Brisbane rents outlookQueensland’s interstate migration has spiked during COVID with huge numbers from Victoria and NSW already moving here. The last border closure was felt with immediate impact by our agency’s leasing teamĀ  – tenants planning to move here cancelled their inspections and postponed their shift. So as we bring down the “great wall of Cooloongatta” these lockdown-weary southerners will again be flowing into our rental open homes. There’ll be an immediate catch up in December and January – and then we can only speculate about the interstate and overseas migration that could follow as 2022 rolls on. To us, it seems inevitable the arrival numbers and pursuit of our lifestyle will grow.

In pre-COVID times we had upwards of 70,000 international students living in our inner-city, soaking up huge quantities of rental apartments. While it will no doubt take time for their numbers to again flourish, they’re coming back. In 2020 Brisbane also had large numbers of apartments added to our rental supply as short-stay tourists and corporate travelers vacated. With reopened borders these apartments will again be withdrawn from the permanent tenant market and put back into serviced apartment/hotel supply. The CBD and St Lucia and their immediate surrounds will see these changes first.

Over the past 12 months many Brisbane tenants have become first home owners, taking advantage of affordable Brisbane prices and attractive borrowing conditions and incentives. This is now changing with the latest APRA changes to debt servicing assessment hitting this buyer group hardest, and many homes are now priced out of their reach. Many would-be buyers will unfortunately remain as deposit-saving tenants.

Despite the impact of COVID Brisbane rents have just recorded one of their strongest growth years on record. Inner-city rents rose 6% and our rental pool shrank. Before students, interstate migrants and travelers could return, we have already seen a market firmly on the up. Brisbane’s vacancy rate is at near record lows and our rental supply will only look weaker as 2022 progresses.

There’s very limited supply of new dwellings on the horizon, especially in our inner city. Gun-shy from the (remarkably short-lived) oversupply of projects in 2015 to 2018, developers have been caught flat-footed by this new surge in demand. Many pivoted to larger apartments in recent years, focused on the owner-occupier market and ignoring the more affordable investor/rental sector. No-one predicted such a quick return of tenant demand.

Some new projects are underway. But the long lead times for apartment buildings – upwards of 2 years – means they can only add to our supply in any meaningful numbers from 2023 onwards.

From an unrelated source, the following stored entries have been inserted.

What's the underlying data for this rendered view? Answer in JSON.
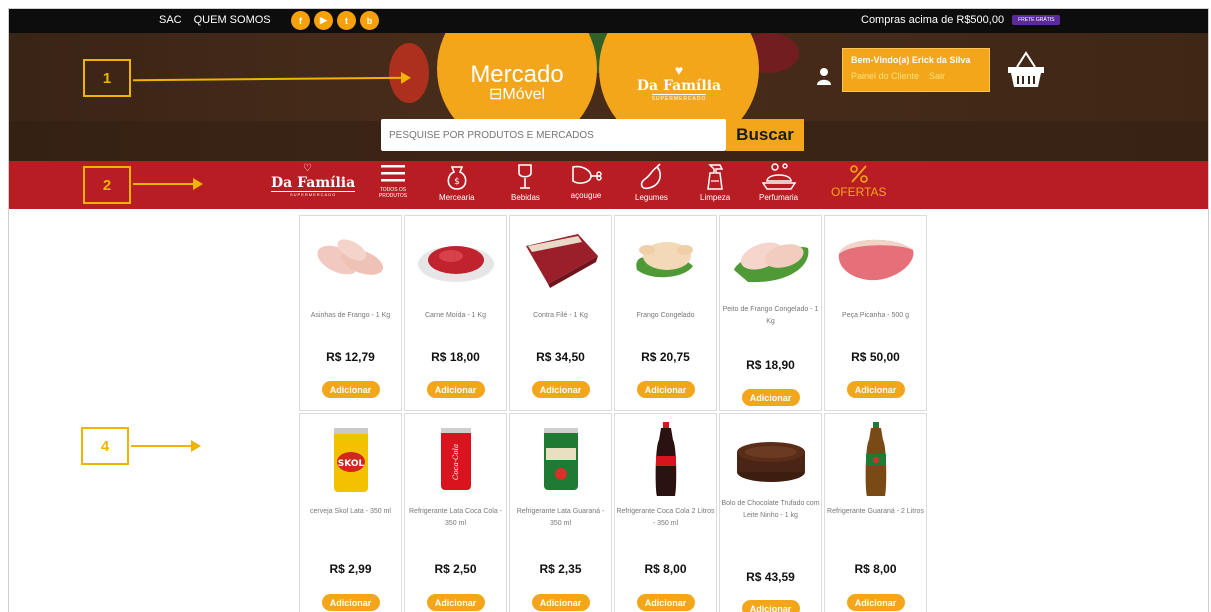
{
  "topbar": {
    "sac": "SAC",
    "quem_somos": "QUEM SOMOS",
    "social": [
      "f",
      "▶",
      "t",
      "b"
    ],
    "promo_text": "Compras acima de R$500,00",
    "promo_badge": "FRETE GRÁTIS"
  },
  "hero": {
    "logo1_line1": "Mercado",
    "logo1_line2": "Móvel",
    "logo2_line1": "Da Família",
    "logo2_line2": "SUPERMERCADO",
    "welcome": "Bem-Vindo(a) Erick da Silva",
    "panel_link": "Painel do Cliente",
    "logout_link": "Sair",
    "search_placeholder": "PESQUISE POR PRODUTOS E MERCADOS",
    "search_button": "Buscar"
  },
  "nav": {
    "logo_line1": "Da Família",
    "logo_line2": "SUPERMERCADO",
    "items": [
      {
        "label": "TODOS OS PRODUTOS",
        "icon": "menu-icon"
      },
      {
        "label": "Mercearia",
        "icon": "bag-icon"
      },
      {
        "label": "Bebidas",
        "icon": "wine-glass-icon"
      },
      {
        "label": "açougue",
        "icon": "meat-icon"
      },
      {
        "label": "Legumes",
        "icon": "eggplant-icon"
      },
      {
        "label": "Limpeza",
        "icon": "spray-bottle-icon"
      },
      {
        "label": "Perfumaria",
        "icon": "perfume-icon"
      },
      {
        "label": "OFERTAS",
        "icon": "percent-icon"
      }
    ]
  },
  "markers": [
    "1",
    "2",
    "4"
  ],
  "add_label": "Adicionar",
  "products_row1": [
    {
      "name": "Asinhas de Frango - 1 Kg",
      "price": "R$ 12,79",
      "img": "chicken-wings-image"
    },
    {
      "name": "Carne Moída - 1 Kg",
      "price": "R$ 18,00",
      "img": "ground-beef-image"
    },
    {
      "name": "Contra Filé - 1 Kg",
      "price": "R$ 34,50",
      "img": "sirloin-image"
    },
    {
      "name": "Frango Congelado",
      "price": "R$ 20,75",
      "img": "frozen-chicken-image"
    },
    {
      "name": "Peito de Frango Congelado - 1 Kg",
      "price": "R$ 18,90",
      "img": "chicken-breast-image"
    },
    {
      "name": "Peça Picanha - 500 g",
      "price": "R$ 50,00",
      "img": "picanha-image"
    }
  ],
  "products_row2": [
    {
      "name": "cerveja Skol Lata - 350 ml",
      "price": "R$ 2,99",
      "img": "skol-can-image"
    },
    {
      "name": "Refrigerante Lata Coca Cola - 350 ml",
      "price": "R$ 2,50",
      "img": "coca-can-image"
    },
    {
      "name": "Refrigerante Lata Guaraná - 350 ml",
      "price": "R$ 2,35",
      "img": "guarana-can-image"
    },
    {
      "name": "Refrigerante Coca Cola 2 Litros - 350 ml",
      "price": "R$ 8,00",
      "img": "coca-bottle-image"
    },
    {
      "name": "Bolo de Chocolate Trufado com Leite Ninho - 1 kg",
      "price": "R$ 43,59",
      "img": "chocolate-cake-image"
    },
    {
      "name": "Refrigerante Guaraná - 2 Litros",
      "price": "R$ 8,00",
      "img": "guarana-bottle-image"
    }
  ],
  "colors": {
    "orange": "#f4a61a",
    "red": "#b81d24",
    "dark": "#0d0d0d",
    "marker": "#f0b400"
  }
}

Brisbane rents 2011 to 2021One other change we’ve seen in 2021 – property managers are again learning how to negotiate an increase to Brisbane rents for tenants staying on with lease renewals. In 2011 a 2 bed apartment in our inner city rented for a median $470/week and a year ago we were back to that same mark. It’s only this year returned to $500. Landlords, keen to retain tenants in tougher markets, have had to make do with minimal increases to rents and many of their untrained agents have not sought, or known how to gain, improved rents. In 2022 a rising market will take all/most tenancies with it.

Queensland has new tenancy legislation and it’s not popular with landlords. While the vast majority will adapt and stick it out, many say these new erosions of property ownership rights are the final straw, and they’ll be selling up. It’s the best sales market for them since 2007. Investors have a choice where they put their money and with a significant shift toward tenants’ rights, we will lose landlords and rental homes at a time the market can least afford to.

And there’s one final risk to the supply of rental homes in early 2022: New smoke alarms laws kick in from January 1st and any property without the upgraded, interconnected alarms cannot be offered for rent. Existing tenancies can’t be extended with a new term and landlords face a fine for breaching these requirements. One of the large smoke alarm companies estimates some 25% of Queensland rental homes remain non-compliant – with just 7 weeks to go!

We can’t remember a time in Brisbane when there’s been such a strong and sharp rise in tenant demand, with such a low base of vacancies, and no foreseeable increase to rental housing supply. Supply will improve but it will take some time.

In the meantime many landlords are being rewarded for their long patience.